As a rule, the Querdenker ends up with more enemies than friends. Certainly, Judt lost friends by criticising Israel. But he is clearly a man with the courage of his (new) convictions. He abhors bloodshed but relishes a verbal fight. You sense that he rather admires Koestler for (as one contemporary recalled) being "capable of reciting the truths of the multiplication table in a way to make some people indignant with him".
Judt certainly has a wonderful eye for the telling quotation. Here, in all its awfulness, is the snobbery of the London left circa 1970, as exemplified by Sonia Orwell at a dinner party: "Auschwitz, oh dear, no! That person was never in Auschwitz. Only in some very minor death camp."
Also beautifully captured is the pompous, overblown style that EP Thompson favoured in debate: "There was a time when you, and the causes for which you stood, were present in our innermost thoughts," he wrote to the great Polish political philosopher Leszek Kolakowski, author of the definitive (and damning) Main Currents of Marxism. Kolakowski's withering riposte was entitled "My Correct Views on Everything".
Judt's deepest fear is that this world - that of the "free-standing intellectual" - is fading as fast as the Marxist ideology that was its principal talking point. Nothing, in his view, can be done to salvage Marxism. But Judt would love to preserve the milieu within which it was discussed - though I can't help feeling that intellectuals without Marxism are a bit like jazz musicians without cigarette smoke.
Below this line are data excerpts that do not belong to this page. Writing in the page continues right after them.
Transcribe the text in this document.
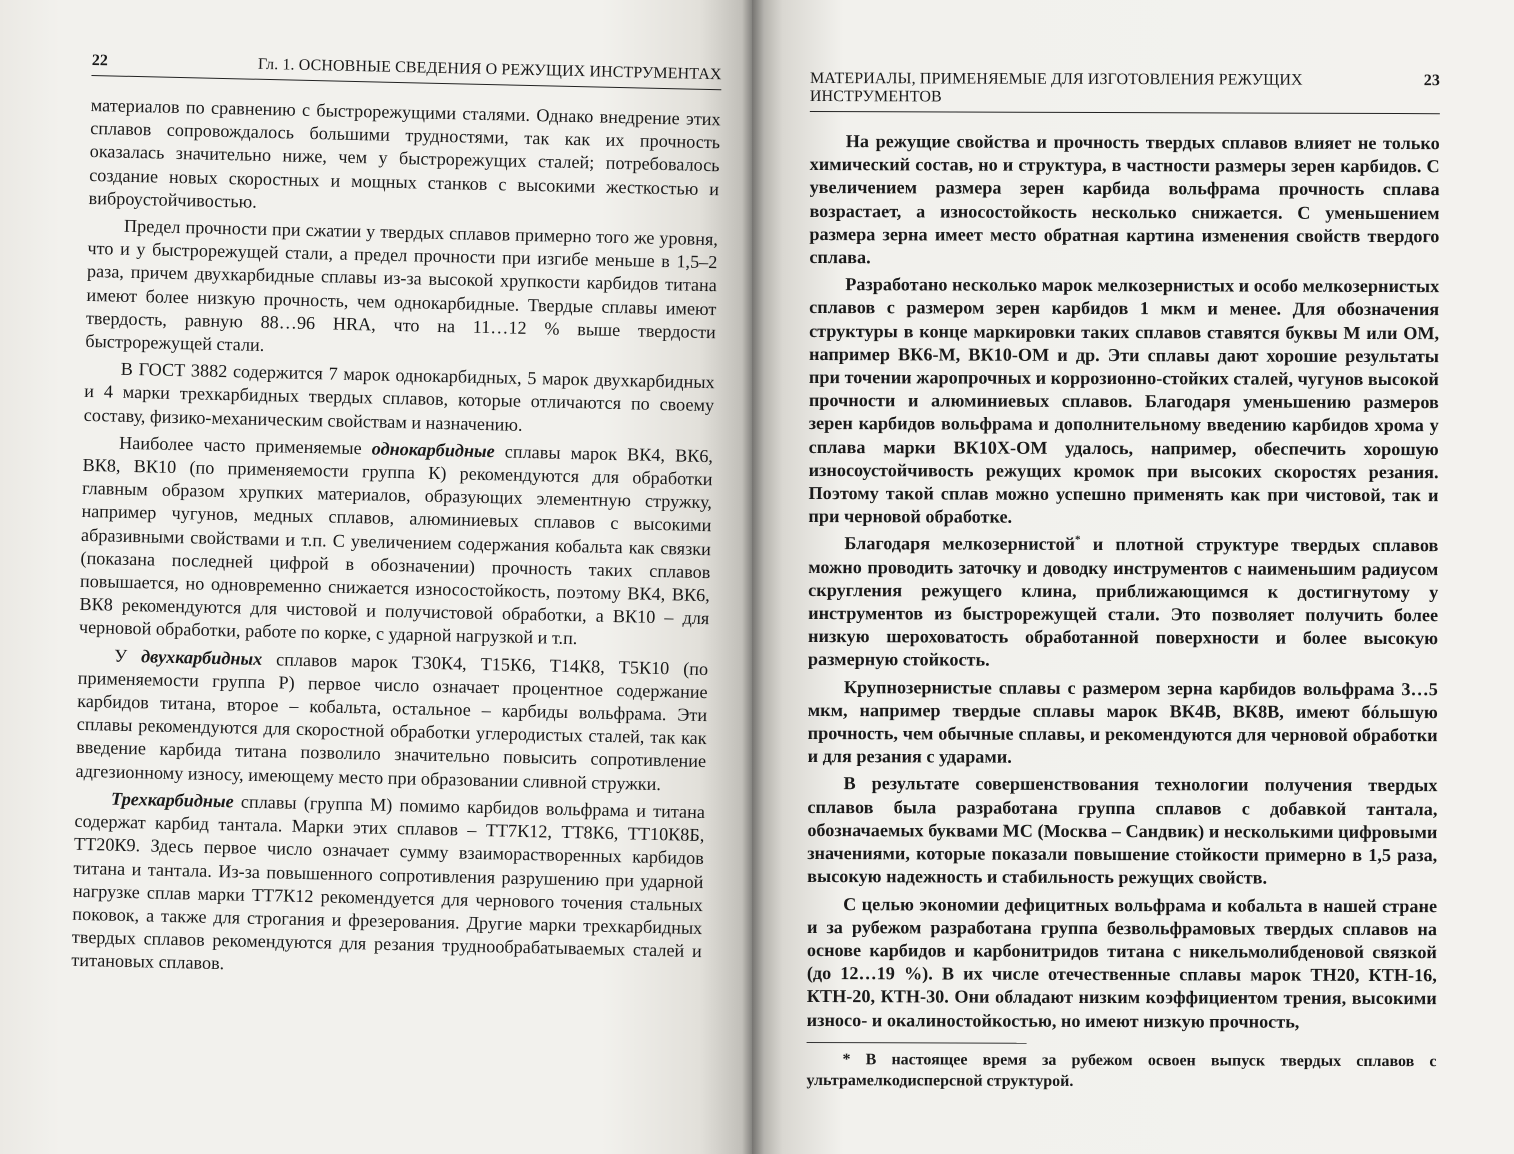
22	Гл. 1. ОСНОВНЫЕ СВЕДЕНИЯ О РЕЖУЩИХ ИНСТРУМЕНТАХ

материалов по сравнению с быстрорежущими сталями. Однако внедрение этих сплавов сопровождалось большими трудностями, так как их прочность оказалась значительно ниже, чем у быстрорежущих сталей; потребовалось создание новых скоростных и мощных станков с высокими жесткостью и виброустойчивостью.

Предел прочности при сжатии у твердых сплавов примерно того же уровня, что и у быстрорежущей стали, а предел прочности при изгибе меньше в 1,5–2 раза, причем двухкарбидные сплавы из-за высокой хрупкости карбидов титана имеют более низкую прочность, чем однокарбидные. Твердые сплавы имеют твердость, равную 88…96 HRA, что на 11…12 % выше твердости быстрорежущей стали.

В ГОСТ 3882 содержится 7 марок однокарбидных, 5 марок двухкарбидных и 4 марки трехкарбидных твердых сплавов, которые отличаются по своему составу, физико-механическим свойствам и назначению.

Наиболее часто применяемые однокарбидные сплавы марок ВК4, ВК6, ВК8, ВК10 (по применяемости группа К) рекомендуются для обработки главным образом хрупких материалов, образующих элементную стружку, например чугунов, медных сплавов, алюминиевых сплавов с высокими абразивными свойствами и т.п. С увеличением содержания кобальта как связки (показана последней цифрой в обозначении) прочность таких сплавов повышается, но одновременно снижается износостойкость, поэтому ВК4, ВК6, ВК8 рекомендуются для чистовой и получистовой обработки, а ВК10 – для черновой обработки, работе по корке, с ударной нагрузкой и т.п.

У двухкарбидных сплавов марок Т30К4, Т15К6, Т14К8, Т5К10 (по применяемости группа Р) первое число означает процентное содержание карбидов титана, второе – кобальта, остальное – карбиды вольфрама. Эти сплавы рекомендуются для скоростной обработки углеродистых сталей, так как введение карбида титана позволило значительно повысить сопротивление адгезионному износу, имеющему место при образовании сливной стружки.

Трехкарбидные сплавы (группа М) помимо карбидов вольфрама и титана содержат карбид тантала. Марки этих сплавов – ТТ7К12, ТТ8К6, ТТ10К8Б, ТТ20К9. Здесь первое число означает сумму взаиморастворенных карбидов титана и тантала. Из-за повышенного сопротивления разрушению при ударной нагрузке сплав марки ТТ7К12 рекомендуется для чернового точения стальных поковок, а также для строгания и фрезерования. Другие марки трехкарбидных твердых сплавов рекомендуются для резания труднообрабатываемых сталей и титановых сплавов.

МАТЕРИАЛЫ, ПРИМЕНЯЕМЫЕ ДЛЯ ИЗГОТОВЛЕНИЯ РЕЖУЩИХ ИНСТРУМЕНТОВ
23

На режущие свойства и прочность твердых сплавов влияет не только химический состав, но и структура, в частности размеры зерен карбидов. С увеличением размера зерен карбида вольфрама прочность сплава возрастает, а износостойкость несколько снижается. С уменьшением размера зерна имеет место обратная картина изменения свойств твердого сплава.

Разработано несколько марок мелкозернистых и особо мелкозернистых сплавов с размером зерен карбидов 1 мкм и менее. Для обозначения структуры в конце маркировки таких сплавов ставятся буквы М или ОМ, например ВК6-М, ВК10-ОМ и др. Эти сплавы дают хорошие результаты при точении жаропрочных и коррозионно-стойких сталей, чугунов высокой прочности и алюминиевых сплавов. Благодаря уменьшению размеров зерен карбидов вольфрама и дополнительному введению карбидов хрома у сплава марки ВК10Х-ОМ удалось, например, обеспечить хорошую износоустойчивость режущих кромок при высоких скоростях резания. Поэтому такой сплав можно успешно применять как при чистовой, так и при черновой обработке.

Благодаря мелкозернистой* и плотной структуре твердых сплавов можно проводить заточку и доводку инструментов с наименьшим радиусом скругления режущего клина, приближающимся к достигнутому у инструментов из быстрорежущей стали. Это позволяет получить более низкую шероховатость обработанной поверхности и более высокую размерную стойкость.

Крупнозернистые сплавы с размером зерна карбидов вольфрама 3…5 мкм, например твердые сплавы марок ВК4В, ВК8В, имеют бóльшую прочность, чем обычные сплавы, и рекомендуются для черновой обработки и для резания с ударами.

В результате совершенствования технологии получения твердых сплавов была разработана группа сплавов с добавкой тантала, обозначаемых буквами МС (Москва – Сандвик) и несколькими цифровыми значениями, которые показали повышение стойкости примерно в 1,5 раза, высокую надежность и стабильность режущих свойств.

С целью экономии дефицитных вольфрама и кобальта в нашей стране и за рубежом разработана группа безвольфрамовых твердых сплавов на основе карбидов и карбонитридов титана с никельмолибденовой связкой (до 12…19 %). В их числе отечественные сплавы марок ТН20, КТН-16, КТН-20, КТН-30. Они обладают низким коэффициентом трения, высокими износо- и окалиностойкостью, но имеют низкую прочность,

* В настоящее время за рубежом освоен выпуск твердых сплавов с ультрамелкодисперсной структурой.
Like all collections of essays, this one has its duds. On the fall of France in 1940 Judt is beta-double-plus at best. Ditto the piece on the Cuban missile crisis. There is disappointingly little insight in the 1998 critique of Henry Kissinger. And, apart from one slightly funny line ("Blair ... is the gnome in England's Garden of Forgetting"), the piece on New Labour's Britain is off-key.
The discrepancy between these and the many straight alpha essays is easily explained. When Judt writes about generals, politicians and statesmen, he is playing away from home, far from his familiar bohemian haunts. Try as he may, he simply cannot empathise with the men of action who actually make history.
It is only as a reviewer of those who themselves review - the denizens of the caf's, not the situation rooms - that the intellectuals' intellectual excels.